Quelques pistes de réflexion (non exhaustives): où (sur le plan autant spatial que métaphorique) se situe le terrain vague? Comment s’intègre-t-il (ou non) dans un périmètre plus large? À quelles figures donne-t-il naissance? Par qui et comment est-il investi, dans les faits et dans l’imaginaire? Quels enjeux éthiques ou esthétiques pose-t-il? Quels rapports de force ou quelles relations se nouent autour du terrain vague? Quels genres de poétiques engendre-t-il? Quels genres littéraires ou langages esthétiques l’investissent? Comment explorer les strates mémorielles et les processus de sédimentation de ce genre d’espace?
Communications de l’événement
Terrain vague, entre un conte et un manifeste
Le terrain vague est un sujet essentiellement interdisciplinaire. L’intérêt de cette proposition est de démontrer comment ce sujet a été introduit dès les années 90 à travers les mondes de la photographie, l’audiovisuel, la psychologie, la littérature et finalement l’économie, au monde de l’architecture et l’urbanisme. En effet, en 1993, à Barcelone, Ignasi de Sola-Morales écrit un article intitulé «Terrain Vague». La notion de Terrain Vague, tel que présentée par Sola-Morales, implique plus qu’une simple définition, il détient en elle le potentiel de devenir un autre mode de perception et d’intervention. Nous sommes intéressés à analyser la dynamique derrière la création et l’application conséquente de cette notion pluridimensionnelle.

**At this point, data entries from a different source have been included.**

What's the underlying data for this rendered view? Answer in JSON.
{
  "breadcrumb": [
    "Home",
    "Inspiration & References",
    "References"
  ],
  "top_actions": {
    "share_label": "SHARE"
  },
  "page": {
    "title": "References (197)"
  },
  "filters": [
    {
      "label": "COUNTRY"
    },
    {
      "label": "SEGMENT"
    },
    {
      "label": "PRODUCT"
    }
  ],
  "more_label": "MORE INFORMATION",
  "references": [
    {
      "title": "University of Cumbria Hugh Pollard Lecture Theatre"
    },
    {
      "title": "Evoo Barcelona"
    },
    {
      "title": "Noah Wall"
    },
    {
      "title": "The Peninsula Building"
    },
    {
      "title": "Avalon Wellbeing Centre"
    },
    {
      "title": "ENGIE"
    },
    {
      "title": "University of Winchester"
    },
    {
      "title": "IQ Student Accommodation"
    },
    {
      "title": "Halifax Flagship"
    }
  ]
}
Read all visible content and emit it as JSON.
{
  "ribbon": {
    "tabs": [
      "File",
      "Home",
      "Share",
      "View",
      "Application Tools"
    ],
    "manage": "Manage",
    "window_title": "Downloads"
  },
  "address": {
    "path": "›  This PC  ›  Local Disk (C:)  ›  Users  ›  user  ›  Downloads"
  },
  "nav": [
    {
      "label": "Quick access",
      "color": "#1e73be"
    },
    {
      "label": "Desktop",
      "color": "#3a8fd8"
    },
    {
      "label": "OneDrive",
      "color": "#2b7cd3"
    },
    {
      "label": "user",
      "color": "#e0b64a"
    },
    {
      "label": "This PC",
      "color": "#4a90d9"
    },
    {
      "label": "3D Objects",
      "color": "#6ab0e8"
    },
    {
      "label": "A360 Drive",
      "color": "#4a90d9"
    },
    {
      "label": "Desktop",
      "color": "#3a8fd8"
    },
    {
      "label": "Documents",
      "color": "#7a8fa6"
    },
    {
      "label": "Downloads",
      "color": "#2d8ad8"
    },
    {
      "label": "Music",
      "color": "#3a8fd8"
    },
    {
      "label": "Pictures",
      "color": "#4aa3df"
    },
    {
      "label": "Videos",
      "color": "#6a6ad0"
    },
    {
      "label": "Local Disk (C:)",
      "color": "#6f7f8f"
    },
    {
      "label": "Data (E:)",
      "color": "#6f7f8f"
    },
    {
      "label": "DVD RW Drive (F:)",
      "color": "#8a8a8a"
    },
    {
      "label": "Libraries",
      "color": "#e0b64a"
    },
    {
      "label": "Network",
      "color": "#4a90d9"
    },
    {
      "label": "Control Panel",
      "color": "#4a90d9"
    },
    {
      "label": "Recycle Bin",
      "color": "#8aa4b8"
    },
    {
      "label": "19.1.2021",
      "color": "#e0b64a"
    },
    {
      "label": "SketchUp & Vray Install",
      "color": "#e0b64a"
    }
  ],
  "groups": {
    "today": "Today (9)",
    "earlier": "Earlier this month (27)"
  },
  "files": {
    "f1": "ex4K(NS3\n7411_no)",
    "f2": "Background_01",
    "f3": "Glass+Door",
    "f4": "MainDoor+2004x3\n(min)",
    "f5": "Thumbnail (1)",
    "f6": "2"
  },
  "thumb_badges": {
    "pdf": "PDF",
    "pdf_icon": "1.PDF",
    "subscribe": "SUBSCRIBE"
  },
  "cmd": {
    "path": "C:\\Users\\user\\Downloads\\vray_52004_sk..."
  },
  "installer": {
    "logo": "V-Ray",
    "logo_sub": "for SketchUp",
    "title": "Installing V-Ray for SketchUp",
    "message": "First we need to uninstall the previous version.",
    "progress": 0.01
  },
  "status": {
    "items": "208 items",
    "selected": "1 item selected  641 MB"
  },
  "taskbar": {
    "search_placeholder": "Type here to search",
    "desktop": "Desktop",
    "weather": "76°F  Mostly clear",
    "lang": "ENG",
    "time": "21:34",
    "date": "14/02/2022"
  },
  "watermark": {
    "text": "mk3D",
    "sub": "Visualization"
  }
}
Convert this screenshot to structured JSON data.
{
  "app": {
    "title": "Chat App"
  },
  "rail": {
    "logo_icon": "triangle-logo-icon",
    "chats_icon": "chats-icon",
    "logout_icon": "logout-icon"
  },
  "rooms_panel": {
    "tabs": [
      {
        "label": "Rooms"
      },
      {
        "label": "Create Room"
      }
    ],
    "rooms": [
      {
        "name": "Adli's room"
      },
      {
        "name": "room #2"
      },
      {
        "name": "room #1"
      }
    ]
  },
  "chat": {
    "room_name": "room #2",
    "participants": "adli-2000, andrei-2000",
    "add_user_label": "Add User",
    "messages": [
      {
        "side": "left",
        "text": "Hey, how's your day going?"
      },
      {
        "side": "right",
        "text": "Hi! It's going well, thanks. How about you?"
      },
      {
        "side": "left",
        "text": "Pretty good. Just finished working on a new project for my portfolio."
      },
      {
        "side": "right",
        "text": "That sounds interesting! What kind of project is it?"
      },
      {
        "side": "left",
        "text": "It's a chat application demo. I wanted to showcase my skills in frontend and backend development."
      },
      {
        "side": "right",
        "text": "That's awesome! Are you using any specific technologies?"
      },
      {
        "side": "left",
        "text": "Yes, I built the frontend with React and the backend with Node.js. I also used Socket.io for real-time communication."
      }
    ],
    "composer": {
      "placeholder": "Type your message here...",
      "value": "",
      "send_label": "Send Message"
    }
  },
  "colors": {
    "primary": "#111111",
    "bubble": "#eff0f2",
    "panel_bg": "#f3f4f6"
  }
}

L’objectif est de mettre en question comment une notion vient à être reconnue et reformulée et comment sa formulation est liée à ses applications. L’intérêt général est dans la dichotomie paradoxale théorie-pratique. On commencera par une analyse de l’ouvrage théorique de Sola-Morales, puis on tentera d’élargir le contexte pour inclure les références intertextuelles multidisciplinaires, en élargissant par conséquence le contenu du sujet du terrain vague même. Finalement, on présentera quelques interventions contemporaines sur le terrain vague inspirées directement par Sola-Morales et le potentiel chargé dans sa définition du terrain vague, notamment les projets de Lara Almarcegui, le groupe Stalker, et l’atelier SYN-, entre autres.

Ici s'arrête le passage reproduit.